Here we go then, this is just about the last major bit of rotten metal anywhere on the car, so it’s quite a milestone to be cutting this lot out.
The edges of the front scuttle panel where it meets the front wings and the corners of the windscreen were another disasterously bad area of my car which I had not repaired properly first time round. The picture below shows the standard of the previous attempt, scrunched up newspaper that had been covered over with inches of body filler. I initially tried convince myself it could not have been my own work, but the date on the newspaper was July 1996, after I bought the car, so it’s a fair cop!
Anyway, we’re doing things properly this time round… On with removing the windscreen frame. The outer edges of the A-posts use the same stitched spot welds as the edge of the roof panel that I was contending with yesterday, so I used the same technique with the edge of a grinding disc to thin them out. At the top of the A-posts there is this substantial supporting structure with multiple spot welds to drill out. This releases the top horizontal section of the windscreen frame, which I’ve just cut off in the picture below.
I did the same again on the other side and then I was left with just the main scuttle section of the panel to remove. This is reasonably simple, just very time consuming to drill out so many spot welds – I counted about 170 spots holding this panel on!
Once that was out I ground back any spots that hadn’t come away cleanly, and then gave everything a good blast with the wire whel.

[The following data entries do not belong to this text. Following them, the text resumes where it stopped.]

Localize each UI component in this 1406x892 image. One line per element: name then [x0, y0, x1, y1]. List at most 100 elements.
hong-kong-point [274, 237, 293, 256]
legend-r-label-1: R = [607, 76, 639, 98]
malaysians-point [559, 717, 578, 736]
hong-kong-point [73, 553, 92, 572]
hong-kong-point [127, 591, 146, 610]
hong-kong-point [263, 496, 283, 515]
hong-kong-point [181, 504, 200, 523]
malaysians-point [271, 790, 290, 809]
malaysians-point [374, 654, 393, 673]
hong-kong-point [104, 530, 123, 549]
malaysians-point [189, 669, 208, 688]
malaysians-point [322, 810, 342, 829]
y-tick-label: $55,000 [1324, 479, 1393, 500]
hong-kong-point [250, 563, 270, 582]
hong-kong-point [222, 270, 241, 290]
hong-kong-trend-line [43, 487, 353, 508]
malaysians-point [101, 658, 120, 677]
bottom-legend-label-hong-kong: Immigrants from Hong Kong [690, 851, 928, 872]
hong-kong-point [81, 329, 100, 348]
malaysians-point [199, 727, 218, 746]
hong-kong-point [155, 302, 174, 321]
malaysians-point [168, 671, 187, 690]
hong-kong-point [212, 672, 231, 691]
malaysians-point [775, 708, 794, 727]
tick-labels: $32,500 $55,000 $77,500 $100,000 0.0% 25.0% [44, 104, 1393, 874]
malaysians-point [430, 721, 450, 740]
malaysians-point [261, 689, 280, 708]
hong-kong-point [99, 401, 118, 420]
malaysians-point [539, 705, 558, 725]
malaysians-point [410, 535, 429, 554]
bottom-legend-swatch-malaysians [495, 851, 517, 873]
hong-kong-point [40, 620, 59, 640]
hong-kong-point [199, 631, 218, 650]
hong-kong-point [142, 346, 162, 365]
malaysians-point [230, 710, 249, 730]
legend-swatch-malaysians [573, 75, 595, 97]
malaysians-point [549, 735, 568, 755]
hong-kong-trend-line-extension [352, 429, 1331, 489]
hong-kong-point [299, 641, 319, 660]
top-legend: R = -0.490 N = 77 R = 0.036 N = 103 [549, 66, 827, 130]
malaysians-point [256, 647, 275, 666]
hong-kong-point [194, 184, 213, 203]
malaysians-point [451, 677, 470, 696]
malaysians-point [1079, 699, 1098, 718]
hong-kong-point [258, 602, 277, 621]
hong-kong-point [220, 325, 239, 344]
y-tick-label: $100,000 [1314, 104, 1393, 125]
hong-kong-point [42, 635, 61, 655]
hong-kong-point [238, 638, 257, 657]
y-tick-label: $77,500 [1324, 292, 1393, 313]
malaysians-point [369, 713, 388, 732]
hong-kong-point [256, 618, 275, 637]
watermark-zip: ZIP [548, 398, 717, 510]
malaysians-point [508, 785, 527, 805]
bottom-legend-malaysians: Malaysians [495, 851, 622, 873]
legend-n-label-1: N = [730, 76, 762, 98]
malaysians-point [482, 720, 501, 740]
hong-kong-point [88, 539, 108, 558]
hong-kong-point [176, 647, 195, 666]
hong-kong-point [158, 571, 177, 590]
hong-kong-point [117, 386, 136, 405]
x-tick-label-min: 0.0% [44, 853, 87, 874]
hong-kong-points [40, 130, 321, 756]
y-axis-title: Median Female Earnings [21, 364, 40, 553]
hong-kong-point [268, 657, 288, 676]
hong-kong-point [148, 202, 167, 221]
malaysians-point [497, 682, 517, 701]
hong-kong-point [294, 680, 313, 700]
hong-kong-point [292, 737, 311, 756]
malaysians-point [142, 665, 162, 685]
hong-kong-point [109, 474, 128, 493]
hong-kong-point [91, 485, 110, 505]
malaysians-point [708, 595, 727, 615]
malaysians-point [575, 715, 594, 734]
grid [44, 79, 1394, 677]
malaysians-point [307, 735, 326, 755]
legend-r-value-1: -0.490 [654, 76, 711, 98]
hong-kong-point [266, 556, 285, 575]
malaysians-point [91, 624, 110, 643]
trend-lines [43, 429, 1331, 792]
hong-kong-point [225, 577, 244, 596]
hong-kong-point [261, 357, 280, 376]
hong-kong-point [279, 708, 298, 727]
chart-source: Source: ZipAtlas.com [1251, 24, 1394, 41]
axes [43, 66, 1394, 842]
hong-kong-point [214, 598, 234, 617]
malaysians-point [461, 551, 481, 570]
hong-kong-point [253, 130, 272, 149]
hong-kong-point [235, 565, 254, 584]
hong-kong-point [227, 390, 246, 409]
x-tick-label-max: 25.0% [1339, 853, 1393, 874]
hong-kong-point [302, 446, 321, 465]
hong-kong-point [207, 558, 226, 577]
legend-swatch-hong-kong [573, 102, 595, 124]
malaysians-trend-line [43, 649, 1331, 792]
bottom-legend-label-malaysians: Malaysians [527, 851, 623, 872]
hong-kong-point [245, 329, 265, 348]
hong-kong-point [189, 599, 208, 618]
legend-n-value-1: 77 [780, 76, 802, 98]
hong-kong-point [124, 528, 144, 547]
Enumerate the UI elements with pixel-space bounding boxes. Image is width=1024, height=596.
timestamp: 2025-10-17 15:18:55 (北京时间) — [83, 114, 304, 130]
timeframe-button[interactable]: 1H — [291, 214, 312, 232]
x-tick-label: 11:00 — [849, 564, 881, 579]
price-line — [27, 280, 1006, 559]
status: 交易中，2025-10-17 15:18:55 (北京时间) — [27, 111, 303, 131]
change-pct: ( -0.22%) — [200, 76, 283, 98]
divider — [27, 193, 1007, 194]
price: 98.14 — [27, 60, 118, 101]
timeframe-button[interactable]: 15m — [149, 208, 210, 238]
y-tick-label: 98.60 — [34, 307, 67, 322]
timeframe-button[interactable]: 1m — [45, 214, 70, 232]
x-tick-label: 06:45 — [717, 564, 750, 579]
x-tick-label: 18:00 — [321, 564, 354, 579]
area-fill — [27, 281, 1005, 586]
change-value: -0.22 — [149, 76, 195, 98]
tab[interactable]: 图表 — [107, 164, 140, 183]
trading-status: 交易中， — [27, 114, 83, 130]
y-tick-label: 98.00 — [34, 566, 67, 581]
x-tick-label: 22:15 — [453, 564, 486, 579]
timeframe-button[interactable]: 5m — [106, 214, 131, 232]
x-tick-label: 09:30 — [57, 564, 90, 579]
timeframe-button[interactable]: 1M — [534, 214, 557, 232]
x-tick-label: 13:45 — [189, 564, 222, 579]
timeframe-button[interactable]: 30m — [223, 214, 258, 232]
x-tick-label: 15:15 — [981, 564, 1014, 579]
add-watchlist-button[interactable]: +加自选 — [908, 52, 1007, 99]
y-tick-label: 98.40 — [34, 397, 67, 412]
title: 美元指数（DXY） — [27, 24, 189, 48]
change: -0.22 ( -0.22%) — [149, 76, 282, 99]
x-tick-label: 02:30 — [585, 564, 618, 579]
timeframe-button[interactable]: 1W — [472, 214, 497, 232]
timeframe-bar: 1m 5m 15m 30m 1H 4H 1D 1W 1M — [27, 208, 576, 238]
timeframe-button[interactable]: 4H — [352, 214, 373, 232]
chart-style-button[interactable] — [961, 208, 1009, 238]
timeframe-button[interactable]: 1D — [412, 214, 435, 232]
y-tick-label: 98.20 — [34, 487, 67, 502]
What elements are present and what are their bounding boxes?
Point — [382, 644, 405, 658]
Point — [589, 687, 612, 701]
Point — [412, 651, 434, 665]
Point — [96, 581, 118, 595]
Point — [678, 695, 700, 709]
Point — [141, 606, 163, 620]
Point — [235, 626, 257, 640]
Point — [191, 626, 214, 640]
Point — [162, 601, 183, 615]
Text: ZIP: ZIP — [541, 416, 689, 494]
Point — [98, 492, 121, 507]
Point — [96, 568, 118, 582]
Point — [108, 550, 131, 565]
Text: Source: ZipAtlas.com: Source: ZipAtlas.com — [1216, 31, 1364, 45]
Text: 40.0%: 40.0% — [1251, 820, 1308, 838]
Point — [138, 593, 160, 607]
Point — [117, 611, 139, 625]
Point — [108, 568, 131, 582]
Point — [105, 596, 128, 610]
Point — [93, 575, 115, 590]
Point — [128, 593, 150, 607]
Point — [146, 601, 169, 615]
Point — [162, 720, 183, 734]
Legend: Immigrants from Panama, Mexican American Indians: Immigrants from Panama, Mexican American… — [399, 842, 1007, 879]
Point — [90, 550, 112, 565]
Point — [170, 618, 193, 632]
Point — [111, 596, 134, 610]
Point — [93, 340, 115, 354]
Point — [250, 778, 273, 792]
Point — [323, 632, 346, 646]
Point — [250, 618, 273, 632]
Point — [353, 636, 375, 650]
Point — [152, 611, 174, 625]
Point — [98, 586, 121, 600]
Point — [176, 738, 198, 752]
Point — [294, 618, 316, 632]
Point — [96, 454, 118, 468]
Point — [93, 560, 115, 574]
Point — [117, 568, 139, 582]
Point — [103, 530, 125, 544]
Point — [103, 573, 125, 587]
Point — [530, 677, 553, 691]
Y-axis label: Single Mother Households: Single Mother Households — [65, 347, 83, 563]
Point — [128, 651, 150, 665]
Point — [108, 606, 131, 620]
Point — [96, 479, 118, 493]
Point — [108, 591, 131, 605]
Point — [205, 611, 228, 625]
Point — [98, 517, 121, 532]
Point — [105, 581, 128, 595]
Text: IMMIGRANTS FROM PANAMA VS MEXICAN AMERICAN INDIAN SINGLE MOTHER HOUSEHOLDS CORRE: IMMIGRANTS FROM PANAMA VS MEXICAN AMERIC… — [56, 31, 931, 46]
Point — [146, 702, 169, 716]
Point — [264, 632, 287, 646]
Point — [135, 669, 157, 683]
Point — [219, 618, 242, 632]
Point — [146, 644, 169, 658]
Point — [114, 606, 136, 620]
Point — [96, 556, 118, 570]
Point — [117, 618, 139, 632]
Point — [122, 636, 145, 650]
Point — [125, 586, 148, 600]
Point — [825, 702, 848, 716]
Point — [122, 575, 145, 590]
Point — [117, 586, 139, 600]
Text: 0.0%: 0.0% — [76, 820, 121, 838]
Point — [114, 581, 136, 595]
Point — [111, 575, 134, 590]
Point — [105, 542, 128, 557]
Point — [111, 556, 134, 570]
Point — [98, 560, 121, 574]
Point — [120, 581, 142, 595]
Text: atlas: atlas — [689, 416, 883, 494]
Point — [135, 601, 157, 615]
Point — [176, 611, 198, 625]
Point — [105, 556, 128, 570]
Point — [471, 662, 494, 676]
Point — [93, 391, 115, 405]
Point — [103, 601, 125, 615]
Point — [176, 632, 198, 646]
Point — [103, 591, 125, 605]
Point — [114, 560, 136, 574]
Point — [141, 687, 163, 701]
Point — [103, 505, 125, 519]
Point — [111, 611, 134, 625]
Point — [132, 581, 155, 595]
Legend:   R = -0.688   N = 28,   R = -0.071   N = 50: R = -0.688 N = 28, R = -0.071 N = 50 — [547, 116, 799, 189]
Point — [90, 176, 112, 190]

There was no rot on any of the remaining panels thankfully, just the usual surface rust, so everything came back to clean shiny metal.
Finished up today by priming all the exposed metal, and I’ll paint the areas which will be hidden by the new panels properly before I start welding them on.
Hopefully I’ll keep up this current momentum and have the new scuttle and roof on within the next few days. Feels good to be working through my stockpile of new parts again and making some space in the shed!